Color is one of the most powerful tools in a designer's toolkit. It guides attention, communicates meaning, and establishes brand identity.

The Basics

Color Properties

Every color has three properties:

  • Hue — The color itself (red, blue, green)
  • Saturation — How vivid or muted the color is
  • Lightness — How light or dark the color is
/* HSL is the most intuitive color model for UI */
--color-primary: hsl(239, 84%, 67%);    /* Vivid indigo */
--color-primary-light: hsl(239, 84%, 80%); /* Lighter variant */
--color-primary-dark: hsl(239, 84%, 50%);  /* Darker variant */

Semantic Colors

In UI design, colors carry meaning:

ColorMeaningUse
🟢 GreenSuccess, positiveConfirmations, completed states
🔴 RedError, dangerErrors, destructive actions
🟡 YellowWarning, cautionAlerts, pending states
🔵 BlueInformationLinks, informational notices
⚠️

Never rely on color alone to communicate information.
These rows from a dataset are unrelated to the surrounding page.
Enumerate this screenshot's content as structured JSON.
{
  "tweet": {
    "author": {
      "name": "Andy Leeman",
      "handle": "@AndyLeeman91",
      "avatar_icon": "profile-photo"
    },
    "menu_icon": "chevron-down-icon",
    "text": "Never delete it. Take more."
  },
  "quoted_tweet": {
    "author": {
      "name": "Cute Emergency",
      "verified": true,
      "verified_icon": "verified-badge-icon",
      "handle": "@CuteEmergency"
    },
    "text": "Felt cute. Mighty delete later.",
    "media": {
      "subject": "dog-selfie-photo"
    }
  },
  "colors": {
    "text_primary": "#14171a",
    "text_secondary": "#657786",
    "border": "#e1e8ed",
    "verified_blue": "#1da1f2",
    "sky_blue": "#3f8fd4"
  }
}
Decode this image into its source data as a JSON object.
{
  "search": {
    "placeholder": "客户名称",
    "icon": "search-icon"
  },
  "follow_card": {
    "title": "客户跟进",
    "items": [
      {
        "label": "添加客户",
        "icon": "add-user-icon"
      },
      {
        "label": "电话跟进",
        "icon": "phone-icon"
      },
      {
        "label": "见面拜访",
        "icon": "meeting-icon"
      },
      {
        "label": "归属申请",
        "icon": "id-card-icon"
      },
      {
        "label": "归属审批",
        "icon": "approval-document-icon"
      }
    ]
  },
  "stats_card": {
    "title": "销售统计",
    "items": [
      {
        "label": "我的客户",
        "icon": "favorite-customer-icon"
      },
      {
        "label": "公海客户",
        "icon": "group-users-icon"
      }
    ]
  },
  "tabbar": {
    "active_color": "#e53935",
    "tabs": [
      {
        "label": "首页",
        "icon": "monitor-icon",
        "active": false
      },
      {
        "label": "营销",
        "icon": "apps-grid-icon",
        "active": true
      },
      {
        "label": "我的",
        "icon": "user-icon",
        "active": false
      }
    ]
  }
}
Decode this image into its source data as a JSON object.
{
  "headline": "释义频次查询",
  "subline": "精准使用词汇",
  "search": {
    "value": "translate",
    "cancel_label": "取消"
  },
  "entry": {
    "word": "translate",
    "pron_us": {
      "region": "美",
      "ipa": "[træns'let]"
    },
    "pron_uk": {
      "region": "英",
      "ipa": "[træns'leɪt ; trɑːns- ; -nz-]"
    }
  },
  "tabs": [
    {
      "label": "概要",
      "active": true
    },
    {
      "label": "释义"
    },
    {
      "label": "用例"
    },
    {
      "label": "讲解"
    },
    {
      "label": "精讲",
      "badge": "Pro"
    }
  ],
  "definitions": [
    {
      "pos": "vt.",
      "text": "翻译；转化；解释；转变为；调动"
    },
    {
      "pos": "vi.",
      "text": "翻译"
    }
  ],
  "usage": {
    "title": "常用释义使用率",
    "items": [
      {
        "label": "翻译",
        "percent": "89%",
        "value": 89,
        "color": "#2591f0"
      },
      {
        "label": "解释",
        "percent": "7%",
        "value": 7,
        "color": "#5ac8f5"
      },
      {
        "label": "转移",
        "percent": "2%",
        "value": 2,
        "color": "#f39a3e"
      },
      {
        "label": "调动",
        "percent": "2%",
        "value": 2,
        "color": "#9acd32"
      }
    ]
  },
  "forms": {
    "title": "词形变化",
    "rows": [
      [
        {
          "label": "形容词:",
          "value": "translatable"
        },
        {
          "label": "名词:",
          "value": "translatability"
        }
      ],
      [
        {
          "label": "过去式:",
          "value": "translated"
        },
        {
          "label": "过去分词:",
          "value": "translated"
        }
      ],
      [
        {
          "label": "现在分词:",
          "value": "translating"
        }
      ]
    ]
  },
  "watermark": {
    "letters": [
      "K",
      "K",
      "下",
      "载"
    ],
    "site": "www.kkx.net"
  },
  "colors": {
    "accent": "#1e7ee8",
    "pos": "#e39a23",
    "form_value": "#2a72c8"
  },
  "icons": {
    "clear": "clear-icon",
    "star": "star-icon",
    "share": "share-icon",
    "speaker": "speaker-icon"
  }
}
Always pair color with text, icons, or patterns for accessibility.

Building a Palette

Step-by-step:

  1. Choose a primary color that reflects your brand
  2. Generate shades from 50 (lightest) to 900 (darkest)
  3. Add semantic colors (success, warning, error, info)
  4. Define neutrals — a gray scale for text and backgrounds
  5. Test in context — apply to actual UI components

Exercise

  • Define a primary color in HSL format
  • Create 9 shade variations (50–900)
  • Define a neutral gray scale
  • Add semantic colors
  • Check contrast ratios meet WCAG AA (4.5:1)

Key Takeaway

Start with HSL — it's the most designer-friendly color model. Build palettes systematically, and always test for accessibility.